Die Frage, wodurch sich die jungen Waldorflehrer, die zwischen 25 und 40 Jahre alt sind, auszeichnen, ist nicht leicht zu beantworten, eher kann man fragende Vermutungen anstellen: Sind sie empathischer und sensibler für das soziale Miteinander? Sind sie vielleicht mehr oder auch anders spirituell begabt und interessiert? Ist ihr Umgang mit der Anthroposophie weniger von bloßen Inhalten und mehr vom Sozialen und von dem Bedürfnis nach einem meditativen Übungsweg bestimmt? Bringen sie vielleicht auch weniger klassische Allgemeinbildung und Schulwissen mit? Sind sie vielleicht weniger robust ausgerüstet für die Auseinandersetzungen mit den Eltern und den Kollegen? Sind sie gesundheitlich weniger belastbar? – Jedenfalls scheinen sie vielfältige Begabungen mitzubringen. Der Umgang mit den neuen Medien ist für sie eine Selbstverständlichkeit. Sicher gibt es noch viele weitere Aspekte, die die junge Generation auszeichnen.

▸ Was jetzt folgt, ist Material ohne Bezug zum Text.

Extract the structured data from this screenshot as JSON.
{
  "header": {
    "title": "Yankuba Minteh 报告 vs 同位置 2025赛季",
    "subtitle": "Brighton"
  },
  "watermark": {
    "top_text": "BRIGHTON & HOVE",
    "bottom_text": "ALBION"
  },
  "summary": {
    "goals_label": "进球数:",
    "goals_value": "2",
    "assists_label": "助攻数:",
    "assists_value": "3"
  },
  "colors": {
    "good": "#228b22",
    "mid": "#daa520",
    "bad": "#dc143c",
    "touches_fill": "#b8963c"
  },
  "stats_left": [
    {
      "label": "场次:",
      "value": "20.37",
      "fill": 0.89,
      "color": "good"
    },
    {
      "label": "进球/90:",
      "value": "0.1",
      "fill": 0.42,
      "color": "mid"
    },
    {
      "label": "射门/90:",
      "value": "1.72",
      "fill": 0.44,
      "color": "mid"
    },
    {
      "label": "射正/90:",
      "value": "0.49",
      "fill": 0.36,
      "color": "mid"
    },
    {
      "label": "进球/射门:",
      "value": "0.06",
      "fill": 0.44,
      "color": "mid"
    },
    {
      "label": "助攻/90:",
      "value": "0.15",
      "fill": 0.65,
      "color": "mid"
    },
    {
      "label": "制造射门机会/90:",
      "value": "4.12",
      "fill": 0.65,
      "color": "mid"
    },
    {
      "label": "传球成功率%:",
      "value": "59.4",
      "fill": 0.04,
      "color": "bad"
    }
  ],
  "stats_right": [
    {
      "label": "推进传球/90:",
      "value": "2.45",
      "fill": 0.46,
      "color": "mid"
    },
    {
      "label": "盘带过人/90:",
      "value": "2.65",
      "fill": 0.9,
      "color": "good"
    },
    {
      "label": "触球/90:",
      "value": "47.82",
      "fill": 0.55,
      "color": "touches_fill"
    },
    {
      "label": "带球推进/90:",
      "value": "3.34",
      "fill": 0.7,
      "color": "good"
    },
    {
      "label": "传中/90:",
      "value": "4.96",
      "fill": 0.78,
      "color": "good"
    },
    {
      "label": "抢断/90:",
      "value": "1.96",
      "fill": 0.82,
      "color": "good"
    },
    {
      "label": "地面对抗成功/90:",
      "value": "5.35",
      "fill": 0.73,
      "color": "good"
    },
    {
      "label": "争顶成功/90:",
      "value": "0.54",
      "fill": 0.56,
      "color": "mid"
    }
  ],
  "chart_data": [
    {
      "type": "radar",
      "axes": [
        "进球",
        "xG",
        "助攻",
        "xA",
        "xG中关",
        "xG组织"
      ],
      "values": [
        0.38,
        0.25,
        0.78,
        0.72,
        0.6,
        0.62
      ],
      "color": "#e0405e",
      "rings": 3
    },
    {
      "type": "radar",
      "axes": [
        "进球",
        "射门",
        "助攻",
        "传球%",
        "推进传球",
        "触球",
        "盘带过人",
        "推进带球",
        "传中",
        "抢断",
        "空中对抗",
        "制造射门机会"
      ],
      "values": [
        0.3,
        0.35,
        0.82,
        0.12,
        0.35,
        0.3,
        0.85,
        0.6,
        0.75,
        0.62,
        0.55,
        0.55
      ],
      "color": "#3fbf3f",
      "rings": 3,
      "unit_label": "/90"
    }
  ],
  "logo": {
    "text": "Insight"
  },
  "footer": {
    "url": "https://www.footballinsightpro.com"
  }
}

Diese  fragenden Vermutungen sind der Hintergrund für die Bildung einer Initiativgruppe der sogenannten »Junglehrerinnen« und »Junglehrer«, bestehend aus sieben Persönlichkeiten. Zentral ist für sie die Frage nach dem Berufsbild des Waldorflehrers und nach der Zukunft der Waldorfschule. Die Gruppe arbeitet seit etwa zwei Jahren regelmäßig zusammen und will eine Keimzelle für eine größere Bewegung in der deutschen Waldorfschullandschaft werden. Bereits zweimal hat diese Gruppe ein jeweils dreitägiges Kolloquium für dem Alter und der Dienstzeit nach junge Waldorflehrer veranstaltet. Ende April 2018 lautete das Arbeitsthema »Welche Impulse führen uns in die Zukunft?« und im Oktober 2018 »Neues Zuhören: Schritte der Zusammenarbeit entwickeln«.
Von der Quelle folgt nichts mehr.